Secrets now offered freely to the thief.
Probably a lesson in that, the girl thought ruefully. I’m getting sick of ‘lessons’.
Taking a breath, she entered. One step inwards, she stopped, struck by the atmosphere of the Archangel’s vaunted workshop. Teddy bears on the shelf, a couch well-worn from use, a stack of faded tomes, and a long desk with a shrine filled the room. Instead of the usual standing water and stone, there was only a vase filled with southern flowers and a blue butterfly clip laid at its base.
Valkyrie rubbed at her arms. “S-sorry to intrude.”
“You are invited,” Alisandra corrected. “Gather the books.”
Arms full, the girl quickly sorted trinkets and books both into provided satchels.
While she sorted, Alisandra crouched behind the couch at a locked safe. She unlocked yet another ward with more whispers, and the itch on Valkyrie’s skin faded away.
Valkyrie glanced at the vase of flowers. “Can…can she hear you?”
“Please do not distract her. Mother too has her Work.”
“What kind?”
“On that I must hold my tongue. All living beings echo, even angels, and our foe can glean too much from even an idle slip.”
The angel opened the safe, revealing five faded and chipped gemstones. Each lay on a cushion, and each she carefully removed. With the last one, Alisandra laid her hand on the satchel and whispered, “Pray forgive the disturbance.”
No answer; why did Valkyrie hold her breathe awaiting one?
Finally, the girl cleared her throat. “Anything else?”
“In the safe? No. Do you require anything?”
“Some money might help.”
“Ah, very good.” Alisandra dumped a wad of gold notes into Valkyrie’s hand. “Be free with it. I will gladly spend a thousand gold if it buys us a season. A day, even.”
“No good is what I’m best at!”
“Indeed. I count on it.”
Alisandra slung the satchel over her shoulder and led Valkyrie back to the roof and finally the sky.
As they shot skyward, a constable phalanx struggled on the bridge into Sevensborough under a heavy rain of fruit and stones from Azure sentries. One sentry stepped back, coaxed his serpent, and sent a gout of filthy creek water across the bridge.
“You’d think with this many men…” Valkyrie muttered.
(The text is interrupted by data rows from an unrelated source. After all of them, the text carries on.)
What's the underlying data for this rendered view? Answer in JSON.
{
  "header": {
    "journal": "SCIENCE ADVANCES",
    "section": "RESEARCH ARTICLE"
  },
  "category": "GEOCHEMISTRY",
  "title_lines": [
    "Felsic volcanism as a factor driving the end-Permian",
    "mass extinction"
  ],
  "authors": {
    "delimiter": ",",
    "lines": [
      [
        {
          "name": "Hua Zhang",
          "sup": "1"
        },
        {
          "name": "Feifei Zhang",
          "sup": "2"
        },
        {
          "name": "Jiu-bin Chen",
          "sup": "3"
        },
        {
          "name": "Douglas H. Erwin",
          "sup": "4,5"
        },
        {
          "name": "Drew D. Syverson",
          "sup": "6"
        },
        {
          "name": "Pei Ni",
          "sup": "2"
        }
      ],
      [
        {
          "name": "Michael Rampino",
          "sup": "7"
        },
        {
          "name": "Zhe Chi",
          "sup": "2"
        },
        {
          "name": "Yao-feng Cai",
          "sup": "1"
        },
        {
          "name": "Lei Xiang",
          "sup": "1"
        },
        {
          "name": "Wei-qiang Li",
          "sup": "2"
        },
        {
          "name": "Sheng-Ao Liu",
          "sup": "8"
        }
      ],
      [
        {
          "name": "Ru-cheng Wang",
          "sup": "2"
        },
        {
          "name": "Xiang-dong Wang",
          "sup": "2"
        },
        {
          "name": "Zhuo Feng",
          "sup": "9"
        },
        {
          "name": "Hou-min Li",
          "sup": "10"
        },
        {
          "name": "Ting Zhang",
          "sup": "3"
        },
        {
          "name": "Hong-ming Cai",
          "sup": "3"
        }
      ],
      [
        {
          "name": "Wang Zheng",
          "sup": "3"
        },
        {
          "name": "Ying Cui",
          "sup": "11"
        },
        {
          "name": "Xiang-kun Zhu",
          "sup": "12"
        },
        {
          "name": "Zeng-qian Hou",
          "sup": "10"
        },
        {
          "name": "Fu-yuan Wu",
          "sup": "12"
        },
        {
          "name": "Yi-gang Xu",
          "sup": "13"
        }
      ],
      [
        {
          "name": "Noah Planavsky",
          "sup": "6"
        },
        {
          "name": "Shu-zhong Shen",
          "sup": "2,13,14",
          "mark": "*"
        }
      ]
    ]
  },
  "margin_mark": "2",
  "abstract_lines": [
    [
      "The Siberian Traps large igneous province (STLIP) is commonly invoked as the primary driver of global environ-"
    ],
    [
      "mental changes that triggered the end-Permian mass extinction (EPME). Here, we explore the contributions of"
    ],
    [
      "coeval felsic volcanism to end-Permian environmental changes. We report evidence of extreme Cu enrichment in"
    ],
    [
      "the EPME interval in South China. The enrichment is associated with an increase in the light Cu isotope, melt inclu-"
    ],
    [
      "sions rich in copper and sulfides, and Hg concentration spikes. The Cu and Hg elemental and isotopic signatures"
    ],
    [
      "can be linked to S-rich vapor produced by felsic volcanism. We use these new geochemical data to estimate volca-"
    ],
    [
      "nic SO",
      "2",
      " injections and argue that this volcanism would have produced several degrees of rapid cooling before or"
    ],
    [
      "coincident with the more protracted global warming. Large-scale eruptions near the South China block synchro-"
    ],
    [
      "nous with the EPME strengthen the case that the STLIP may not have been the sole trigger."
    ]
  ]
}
“Ah, but how were these men trained? Shields and armor serve well against the inconvenient strike. Cudgels seek the unguarded skull. Wagons wait to arrest the lot of them. All the tools to quell a few hundred at a time. Observe, Valkyrie – what are the Azure men wearing?”
“Helmets,” she duly reported.
“And heavy vests, and masks against vapor bombs. Sevensborough has spent many years preparing to weather this particular storm. For the constabulary, this is a riot. For Sevensborough, a war of survival.”
And mother waded in there of her own free will?
Lips pressed tight, Valkyrie nodded. “I’ll do my part, Ali. Just like we planned.”
“That is my dearest hope, my Spear.”
“I think I’ll start with that reporter you mentioned, if it’s alright.”
“An excellent starting place.”
One step later, Alisandra deposited her in a Mel alley and vanished with her goods.
Armed with a wad of cash and a cute dress, Valkyrie drew in a deep breath for courage and marched towards the Conclave Square to find herself a yellow journalist.